The plane filled up, and the flight attendant (We had two male flight attendants on our trip. First time I've ever had more than one.) came out to ask the exit row questions. I've answered these many times before on Alaska, where the flight attendant comes over and asks if you are comfortable with the duties of sitting in the exit row and we all say yes. Southwest apparently takes this a little more seriously as we had a long discussion on how to open the emergency door and when it should be done (apparently not any old time you feel like it). They also told us that in case of an evacuation, we would need to man the emergency exit, as they would be busy elsewhere. I found that humorous as I had visions of me on the airplane wing helping people out while the flight attendants were pushing the beverage carts across the tarmac.
Eventually we got underway and, much to my surprise, once you're up in the air Southwest is very much like every other airline. It's kind of like the casinos in Vegas. Every one of them looks different from the outside, but when you're in the middle of a sea of slot machines it all looks the same. The flight was a little bumpy on the way in to Las Vegas, but no matter how hard I try, there doesn't seem to be a way to blame that on Southwest's boarding system.
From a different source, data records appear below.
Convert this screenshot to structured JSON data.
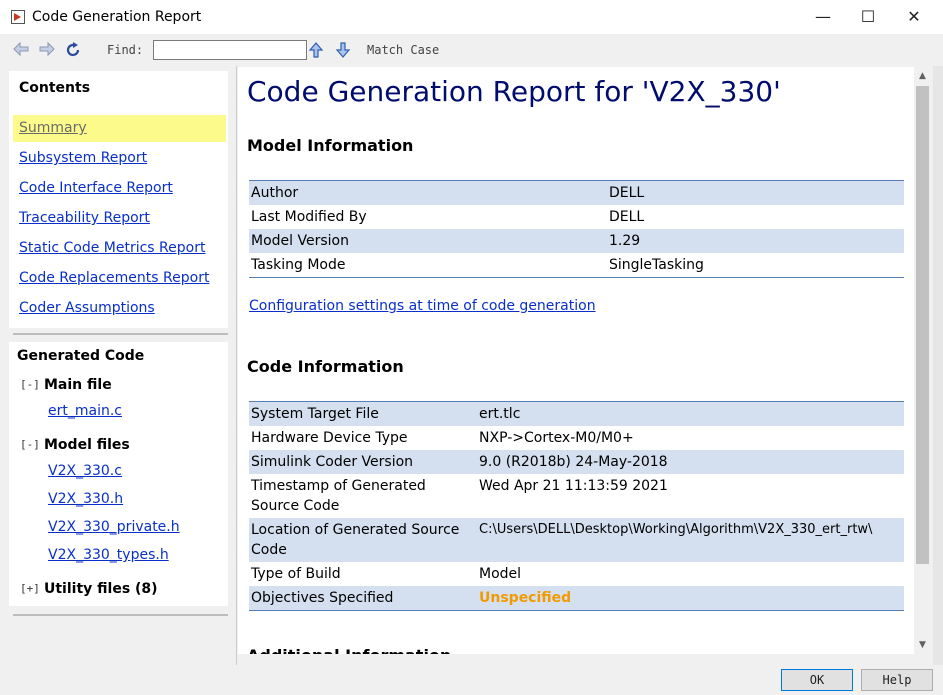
{
  "window": {
    "title": "Code Generation Report",
    "minimize": "—",
    "maximize": "☐",
    "close": "✕"
  },
  "toolbar": {
    "back_icon": "arrow-left-icon",
    "forward_icon": "arrow-right-icon",
    "refresh_icon": "refresh-icon",
    "find_label": "Find:",
    "find_value": "",
    "find_up_icon": "arrow-up-icon",
    "find_down_icon": "arrow-down-icon",
    "match_case": "Match Case"
  },
  "contents": {
    "heading": "Contents",
    "items": [
      {
        "label": "Summary",
        "selected": true
      },
      {
        "label": "Subsystem Report"
      },
      {
        "label": "Code Interface Report"
      },
      {
        "label": "Traceability Report"
      },
      {
        "label": "Static Code Metrics Report"
      },
      {
        "label": "Code Replacements Report"
      },
      {
        "label": "Coder Assumptions"
      }
    ]
  },
  "generated_code": {
    "heading": "Generated Code",
    "groups": [
      {
        "toggle": "[-]",
        "label": "Main file",
        "files": [
          "ert_main.c"
        ]
      },
      {
        "toggle": "[-]",
        "label": "Model files",
        "files": [
          "V2X_330.c",
          "V2X_330.h",
          "V2X_330_private.h",
          "V2X_330_types.h"
        ]
      },
      {
        "toggle": "[+]",
        "label": "Utility files (8)",
        "files": []
      }
    ]
  },
  "report": {
    "title": "Code Generation Report for 'V2X_330'",
    "model_info": {
      "heading": "Model Information",
      "rows": [
        [
          "Author",
          "DELL"
        ],
        [
          "Last Modified By",
          "DELL"
        ],
        [
          "Model Version",
          "1.29"
        ],
        [
          "Tasking Mode",
          "SingleTasking"
        ]
      ]
    },
    "config_link": "Configuration settings at time of code generation",
    "code_info": {
      "heading": "Code Information",
      "rows": [
        [
          "System Target File",
          "ert.tlc"
        ],
        [
          "Hardware Device Type",
          "NXP->Cortex-M0/M0+"
        ],
        [
          "Simulink Coder Version",
          "9.0 (R2018b) 24-May-2018"
        ],
        [
          "Timestamp of Generated Source Code",
          "Wed Apr 21 11:13:59 2021"
        ],
        [
          "Location of Generated Source Code",
          "C:\\Users\\DELL\\Desktop\\Working\\Algorithm\\V2X_330_ert_rtw\\"
        ],
        [
          "Type of Build",
          "Model"
        ],
        [
          "Objectives Specified",
          "Unspecified"
        ]
      ]
    },
    "additional_heading": "Additional Information"
  },
  "buttons": {
    "ok": "OK",
    "help": "Help"
  },
  "colors": {
    "link": "#0a2fc9",
    "title": "#000c6e",
    "highlight": "#fdfa8c",
    "row_band": "#d4dfef",
    "unspecified": "#f29b00"
  }
}
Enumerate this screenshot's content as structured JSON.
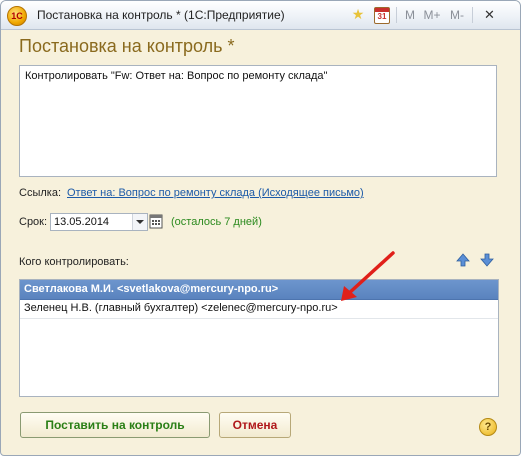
{
  "window": {
    "title": "Постановка на контроль * (1С:Предприятие)",
    "app_icon": "1С",
    "toolbar": {
      "favorite_icon": "star-icon",
      "calendar_day": "31",
      "m_label": "M",
      "m_plus_label": "M+",
      "m_minus_label": "M-",
      "close_icon": "close-icon"
    }
  },
  "form": {
    "title": "Постановка на контроль *",
    "subject": "Контролировать \"Fw: Ответ на: Вопрос по ремонту склада\"",
    "link_label": "Ссылка:",
    "link_text": "Ответ на: Вопрос по ремонту склада (Исходящее письмо)",
    "due_label": "Срок:",
    "due_date": "13.05.2014",
    "remaining": "(осталось 7 дней)",
    "who_label": "Кого контролировать:",
    "people": [
      {
        "text": "Светлакова М.И. <svetlakova@mercury-npo.ru>",
        "selected": true
      },
      {
        "text": "Зеленец Н.В. (главный бухгалтер) <zelenec@mercury-npo.ru>",
        "selected": false
      }
    ]
  },
  "buttons": {
    "submit": "Поставить на контроль",
    "cancel": "Отмена",
    "help": "?"
  },
  "colors": {
    "title": "#8a6a1e",
    "selected_row": "#6d95cd",
    "remaining": "#2b8a1e",
    "submit_text": "#2a7f16",
    "cancel_text": "#b0181b",
    "annotation_arrow": "#e0201a"
  }
}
We landed right on time, and we were off on another Vegas adventure.
So I've survived my flight with Southwest, and it wasn't as bad as I thought. I'm still not a fan of the boarding process, but it wasn't the complete chaos I'd feared, and it does have the added bonus of making sure people show up at the gate on time. They say Southwest uses this boarding system to allow them a quicker turnaround, but Alaska boards their planes in half the time. I do love the fact that bags are free on Southwest, not because of the savings (we get free bags as elite flyers on Alaska), but since everybody checks their bags there is lots of overhead bin space. Although I'm pretty sure that's where some of the people with C boarding passes had to sit.